Duh, Indeks Pembangunan Manusia RI No 107 dari 189 Negara!

Jakarta, CNBC Indonesia - Untuk melihat perkembangan pembangunan di suatu negara banyak sekali indikatornya. Salah satu yang bisa digunakan adalah Indeks Pembangunan Manusia (IPM).

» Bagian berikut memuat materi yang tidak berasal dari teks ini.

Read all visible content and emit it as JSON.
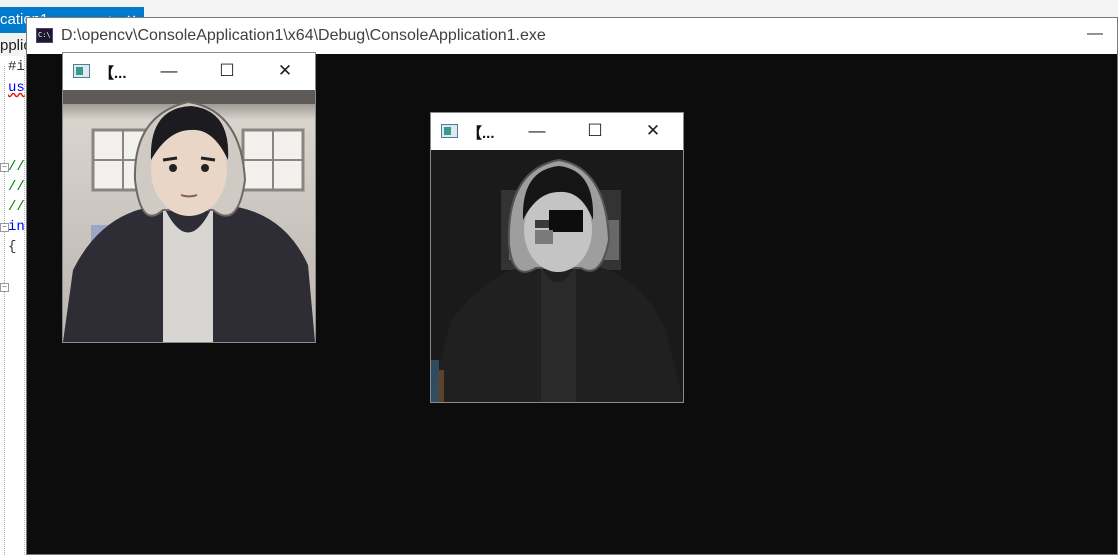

Di Indonesia indikator ini juga digunakan untuk mengevaluasi kinerja pemerintah dan sebagai sasaran target pembangunan nasional.
Ada tiga aspek yang menjadi komponen IPM yaitu usia masyarakat yang tercermin dari Usia Harapan Hidup (UHH), lama dan rata-rata mengeyam bangku sekolah (HLS dan RLS) serta aspek pengeluaran per kapita.
Apabila ketiga aspek tersebut mengalami kenaikan maka bisa dibilang ada kemajuan yang terjadi, meskipun harus dilihat lebih jauh apakah sudah sesuai target atau belum dan seberapa signifikan kemajuan tersebut dibuat.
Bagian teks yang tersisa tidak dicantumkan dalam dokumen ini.